At a time when states are debating the removal of Confederate monuments, Maryland is adding bronze statues of two of the state's famous black historical figures to the Maryland State House.
The statues of abolitionists Harriet Tubman and Frederick Douglass will be unveiled Monday night in the Old House Chamber, the room where slavery was abolished in Maryland in 1864.
"It's a really incredible, incredible, moment," Senate President Bill Ferguson said, as he told senators about the upcoming event last month.
While the commissioning of the statues was put in motion several years ago, their arrival coincides with new leadership in the state legislature, including Maryland's first black and first female speaker of the House and the first new Senate president in more than three decades.
Ms. Tubman escaped from slavery to become a leading abolitionist who helped slaves escape through the Underground Railroad.

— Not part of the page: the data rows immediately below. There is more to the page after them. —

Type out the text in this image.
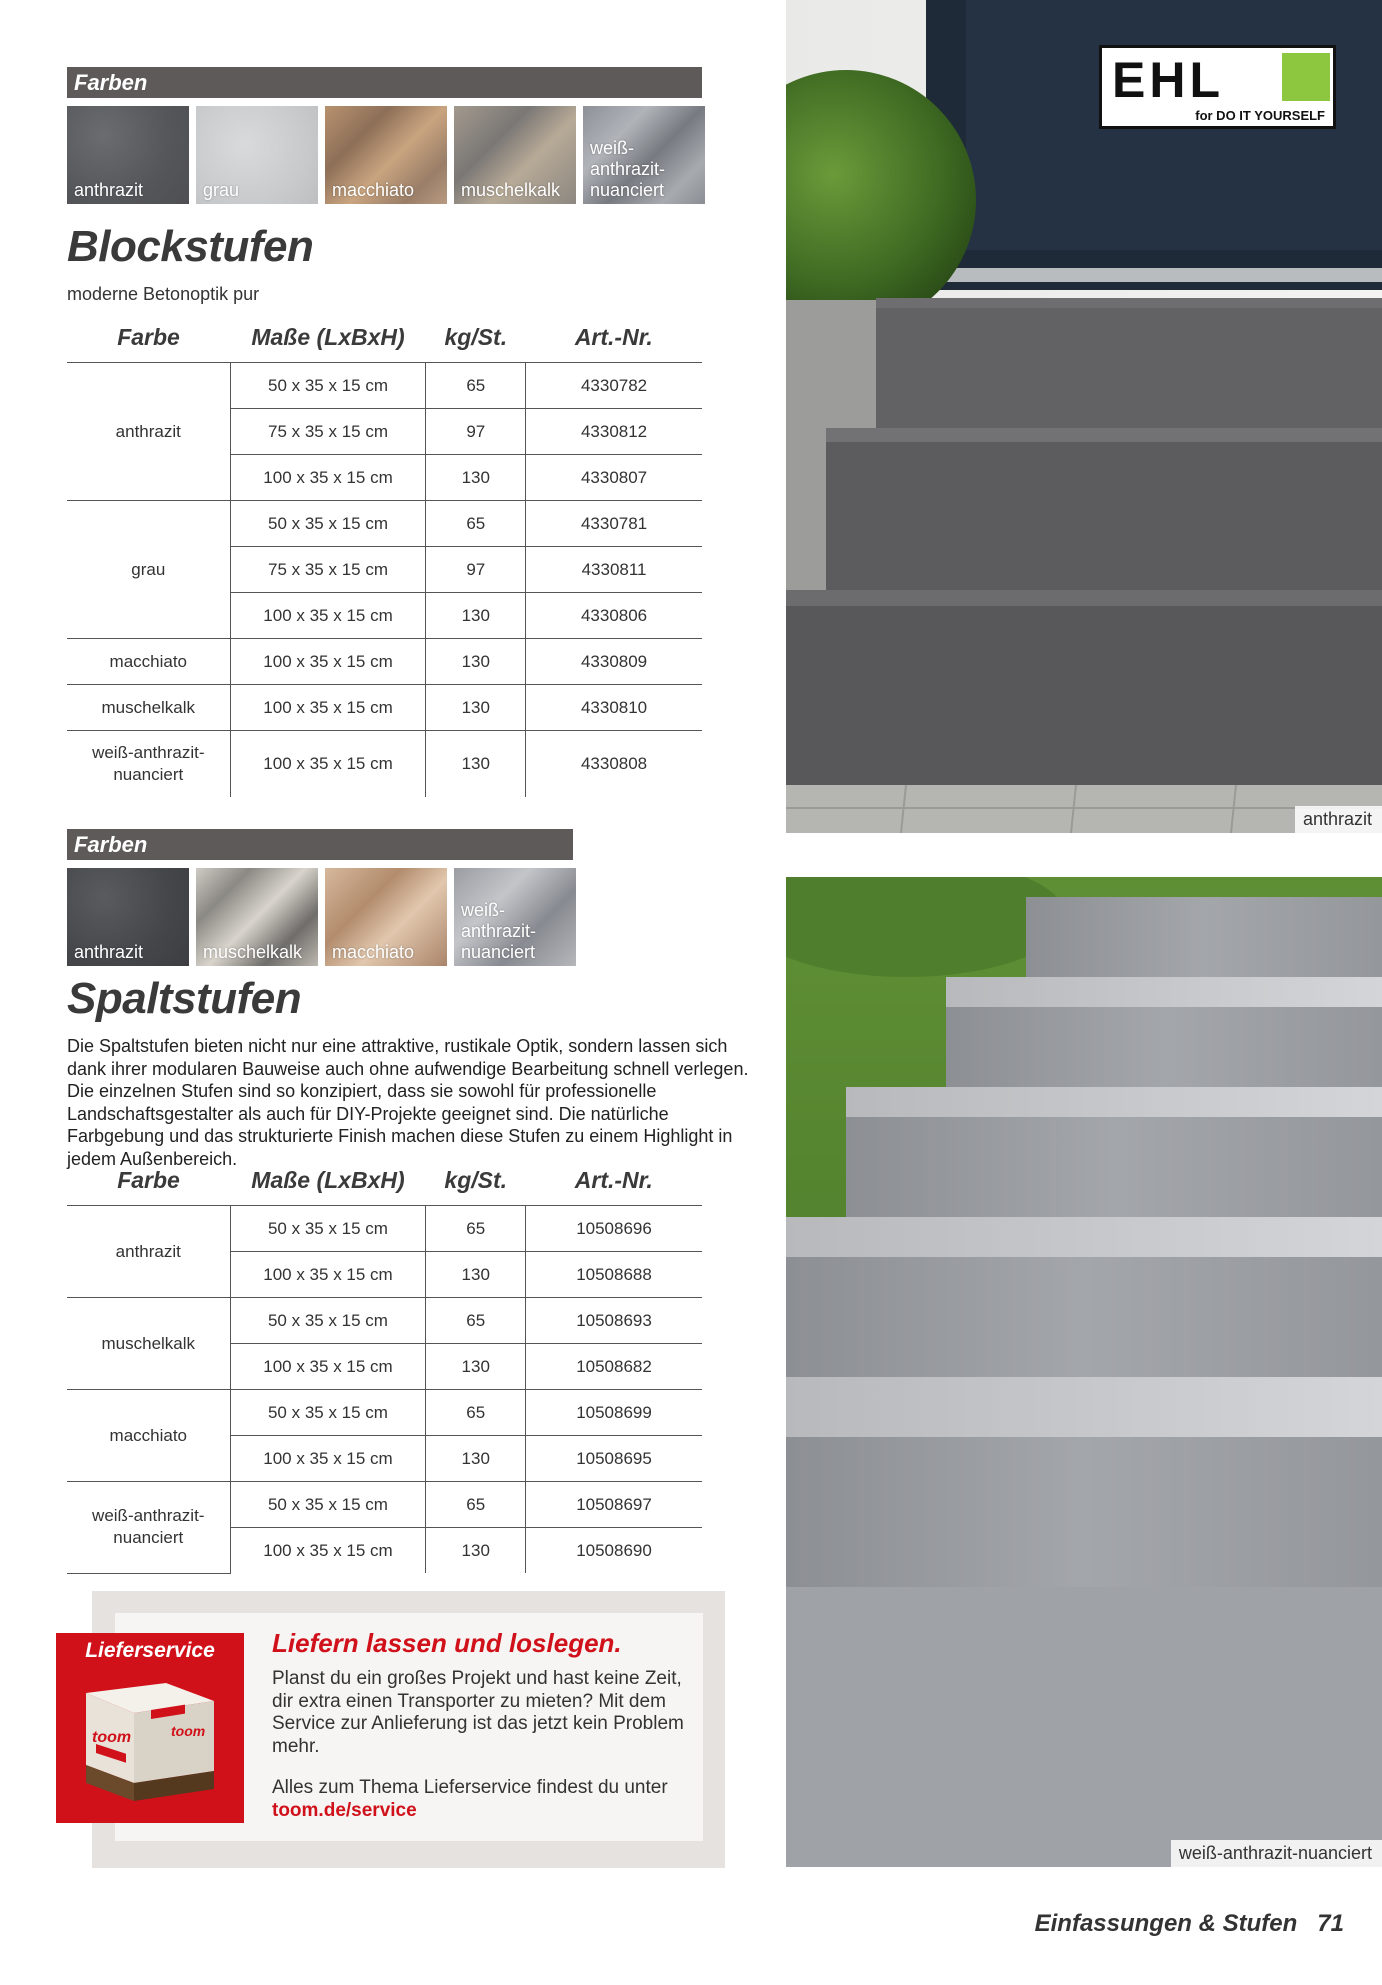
Farben
anthrazit	grau	macchiato	muschelkalk
weiß-anthrazit-nuanciert
Blockstufen
moderne Betonoptik pur
Farbe	Maße (LxBxH)	kg/St.	Art.-Nr.
anthrazit	50 x 35 x 15 cm	65	4330782
	75 x 35 x 15 cm	97	4330812
	100 x 35 x 15 cm	130	4330807
grau	50 x 35 x 15 cm	65	4330781
	75 x 35 x 15 cm	97	4330811
	100 x 35 x 15 cm	130	4330806
macchiato	100 x 35 x 15 cm	130	4330809
muschelkalk	100 x 35 x 15 cm	130	4330810

weiß-anthrazit-nuanciert	100 x 35 x 15 cm	130	4330808
Farben
anthrazit	muschelkalk macchiato
weiß-anthrazit-nuanciert
Spaltstufen
Die Spaltstufen bieten nicht nur eine attraktive, rustikale Optik, sondern lassen sich dank ihrer modularen Bauweise auch ohne aufwendige Bearbeitung schnell verlegen. Die einzelnen Stufen sind so konzipiert, dass sie sowohl für professionelle Landschaftsgestalter als auch für DIY-Projekte geeignet sind. Die natürliche Farbgebung und das strukturierte Finish machen diese Stufen zu einem Highlight in jedem Außenbereich.
Farbe	Maße (LxBxH)	kg/St.	Art.-Nr.
anthrazit	50 x 35 x 15 cm	65	10508696
	100 x 35 x 15 cm	130	10508688
muschelkalk	50 x 35 x 15 cm	65	10508693
	100 x 35 x 15 cm	130	10508682
macchiato	50 x 35 x 15 cm	65	10508699
	100 x 35 x 15 cm	130	10508695

weiß-anthrazit-nuanciert	50 x 35 x 15 cm	65	10508697
	100 x 35 x 15 cm	130	10508690
Lieferservice
toom	toom
Liefern lassen und loslegen.
Planst du ein großes Projekt und hast keine Zeit, dir extra einen Transporter zu mieten? Mit dem Service zur Anlieferung ist das jetzt kein Problem mehr.
Alles zum Thema Lieferservice findest du unter toom.de/service
anthrazit
EHL
for DO IT YOURSELF
weiß-anthrazit-nuanciert
Einfassungen & Stufen 71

Mr. Douglass also escaped slavery on Maryland's Eastern Shore. He went on to become an author, speaker, abolitionist, and supporter of women's rights. His autobiography, published in 1845, was a best-seller that helped fuel the abolitionist movement.
The statues aren't the only recent examples of the state taking steps to reflect its rich black history.
Last month, a portrait of a black female lawmaker replaced one of a white governor who had been on the wall for 115 years. The painting of Verda Welcome, who was elected to the state Senate in 1962, is the first portrait of a black person to adorn the Maryland's Senate walls.
During the unveiling ceremony, Mr. Ferguson, who became Senate president last month, recalled a letter he received from an eight-grader in Baltimore several years ago. The student wrote she was saddened she did not see anyone who looked like her in the paintings that decorate the State House.
"We've heard a lot about change in these chambers over the last few days, and portraits are, I admit, less impactful than our elected leaders, but the public display of portraits is meaningful," State Archivist Tim Baker said during the ceremony. "Images have an importance that transcends the painted canvas."
Mary Sue Welcome, the late senator's daughter, said during the unveiling of her mother's portrait that she was struck by how much more diverse the legislative body has become since her mother served in office.
"When I was a little girl I used to come to these chambers – and to the one across the hall – and I would look around and the color was a lot different than it is now," Ms. Welcome said. "The coloration is so absolutely beautiful now."
Maryland also has removed painful reminders of its past in recent years.
In 2017, the state removed a statue of Roger B. Taney, the United States Supreme Court justice who wrote the 1857 Dred Scott decision that upheld slavery and denied citizenship to African Americans.
State officials voted to remove the Taney statue days after a woman was killed in Charlottesville, Virginia. Heather Heyer was killed when a man rammed his car through a crowd of people who were there to condemn hundreds of white nationalists who were protesting the planned removal of a statue of Confederate Gen. Robert E. Lee.
The state of Virginia continues to have some of the country's most prominent displays of Confederate monuments in its capital city of Richmond. But in December a large bronze sculpture of a young black man in a hoodie astride a horse was permanently installed on the lawn of the Virginia Museum of Fine Arts. The "Rumors of War" sculpture was previously on display in Times Square and is artist Kehinde Wiley's response to Confederate monuments in the U.S. and the South in particular.
This story was reported by The Associated Press.